To that end, McCain focused on tax cuts, looking to get noticed by libertarian conservatives. And plenty of them live in Colorado.

“If you believe in more taxes,” he said, “I am the wrong candidate for you. Senator Obama is your man. The choice in this election is stark and simple. Senator Obama will raise your taxes. I won’t. I will cut them where I can.”

Take that!

Of course, the reality is a bit more complicated.

McCain knows, for example, that as president, any deal he could conceivably broker on Social Security and Medicare would mean more taxes to pay for both.

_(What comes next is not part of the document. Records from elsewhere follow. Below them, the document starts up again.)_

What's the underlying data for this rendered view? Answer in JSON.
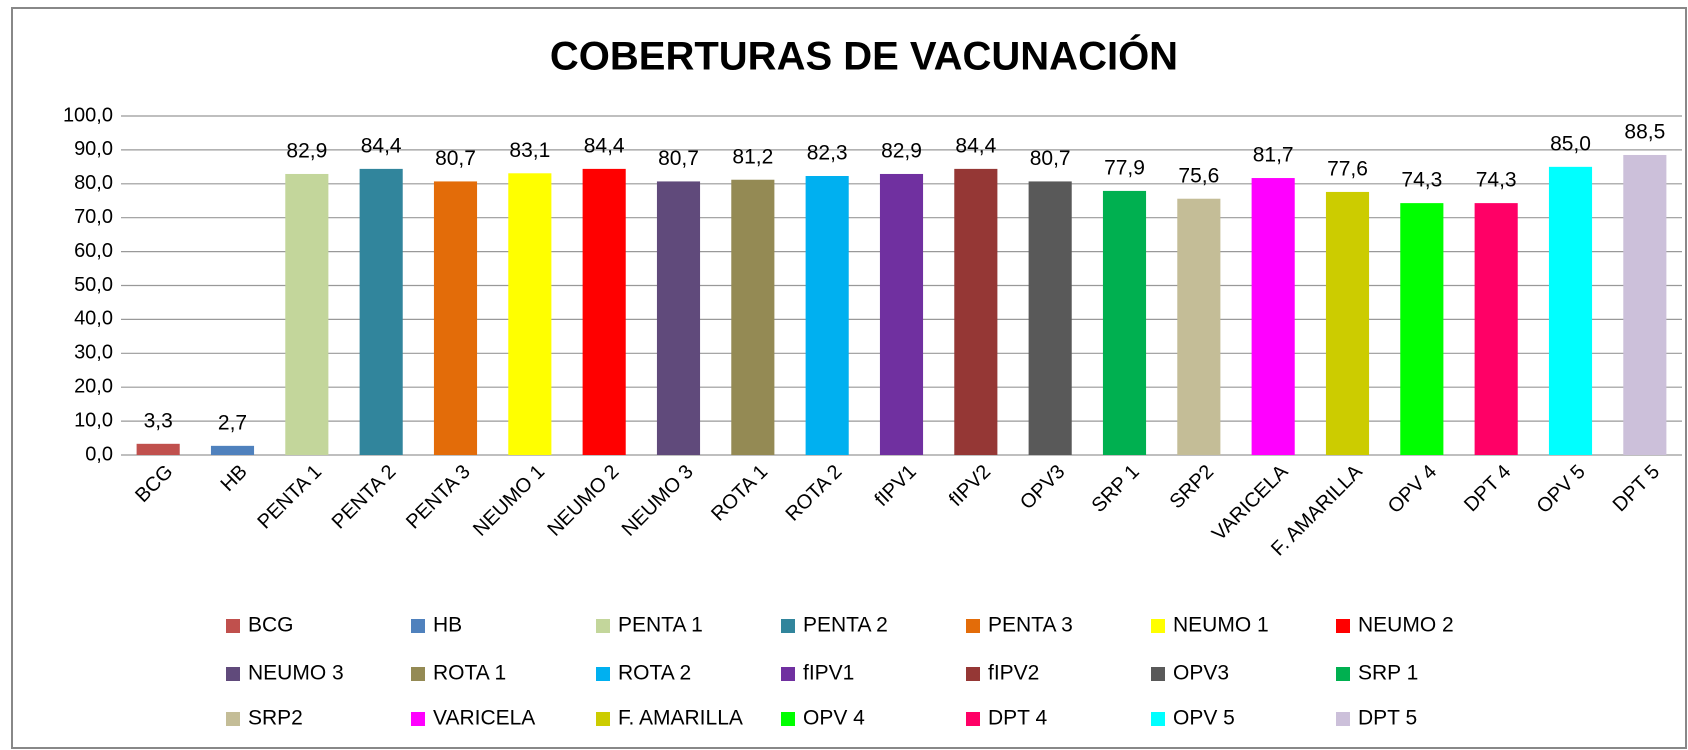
{
  "chart_data": {
    "type": "bar",
    "title": "COBERTURAS DE VACUNACIÓN",
    "categories": [
      "BCG",
      "HB",
      "PENTA 1",
      "PENTA 2",
      "PENTA 3",
      "NEUMO 1",
      "NEUMO 2",
      "NEUMO 3",
      "ROTA 1",
      "ROTA 2",
      "fIPV1",
      "fIPV2",
      "OPV3",
      "SRP 1",
      "SRP2",
      "VARICELA",
      "F. AMARILLA",
      "OPV 4",
      "DPT 4",
      "OPV 5",
      "DPT 5"
    ],
    "values": [
      3.3,
      2.7,
      82.9,
      84.4,
      80.7,
      83.1,
      84.4,
      80.7,
      81.2,
      82.3,
      82.9,
      84.4,
      80.7,
      77.9,
      75.6,
      81.7,
      77.6,
      74.3,
      74.3,
      85.0,
      88.5
    ],
    "value_labels": [
      "3,3",
      "2,7",
      "82,9",
      "84,4",
      "80,7",
      "83,1",
      "84,4",
      "80,7",
      "81,2",
      "82,3",
      "82,9",
      "84,4",
      "80,7",
      "77,9",
      "75,6",
      "81,7",
      "77,6",
      "74,3",
      "74,3",
      "85,0",
      "88,5"
    ],
    "colors": [
      "#c0504d",
      "#4f81bd",
      "#c3d69b",
      "#31859c",
      "#e36c09",
      "#ffff00",
      "#ff0000",
      "#604a7b",
      "#948a54",
      "#00b0f0",
      "#7030a0",
      "#953735",
      "#595959",
      "#00b050",
      "#c4bd97",
      "#ff00ff",
      "#cccc00",
      "#00ff00",
      "#ff0066",
      "#00ffff",
      "#ccc0da"
    ],
    "ylim": [
      0,
      100
    ],
    "yticks": [
      {
        "value": 0,
        "label": "0,0"
      },
      {
        "value": 10,
        "label": "10,0"
      },
      {
        "value": 20,
        "label": "20,0"
      },
      {
        "value": 30,
        "label": "30,0"
      },
      {
        "value": 40,
        "label": "40,0"
      },
      {
        "value": 50,
        "label": "50,0"
      },
      {
        "value": 60,
        "label": "60,0"
      },
      {
        "value": 70,
        "label": "70,0"
      },
      {
        "value": 80,
        "label": "80,0"
      },
      {
        "value": 90,
        "label": "90,0"
      },
      {
        "value": 100,
        "label": "100,0"
      }
    ],
    "grid": true,
    "legend": "bottom"
  }
}
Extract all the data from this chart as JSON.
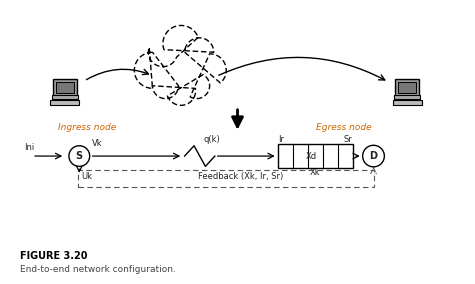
{
  "title": "FIGURE 3.20",
  "subtitle": "End-to-end network configuration.",
  "ingress_label": "Ingress node",
  "egress_label": "Egress node",
  "node_s_label": "S",
  "node_d_label": "D",
  "ini_label": "Ini",
  "vk_label": "Vk",
  "uk_label": "Uk",
  "qk_label": "q(k)",
  "ir_label": "Ir",
  "sr_label": "Sr",
  "xd_label": "Xd",
  "xk_label": "Xk",
  "feedback_label": "Feedback (Xk, Ir, Sr)",
  "label_color": "#cc6600",
  "text_color": "#222222",
  "figure_title_color": "#000000",
  "bg_color": "#ffffff",
  "cloud_color": "#000000"
}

He’s also proposing at least a smidgen of new estate taxes. And McCain knows that the deal would surely mean more “death taxes” and, of course, criticism from economic purists.

It should be noted that he kept quiet on the plans of his Democratic rival, who’s also got his own strategy to cut taxes, at least for some.

Obama’s proposing more tax cuts for low and middle income families. It's a rejiggering of the Bush cuts set to expire in a couple of years.

Still, McCain’s focus was clear and his words were sharp.

He had a similar take on energy.

In clear, arrow-like sentences, the Arizona legislator portrayed himself as a captain steering a ship in heavy weather with a firm hand.

He called for more drilling, more nuclear plants, and more car battery research.

The town hall that followed was full of feisty participants that often asked unpleasant, if not nasty, questions.

In fact, McCain called first on a Vietnam veteran after noticing his military-themed cap.

The man turned out to be a local Obama supporter who criticized the candidate's recent opposition to a new G.I. bill.

The openness of the questioning was impressive, even if his answers were occasionally evasive.

But he didn’t lose his temper, or cut anyone off.

Now it’s off to Washington, and then to the rest of the campaign.

We’ll see if this is the last relaunch, but at least it got the job done. And in one day.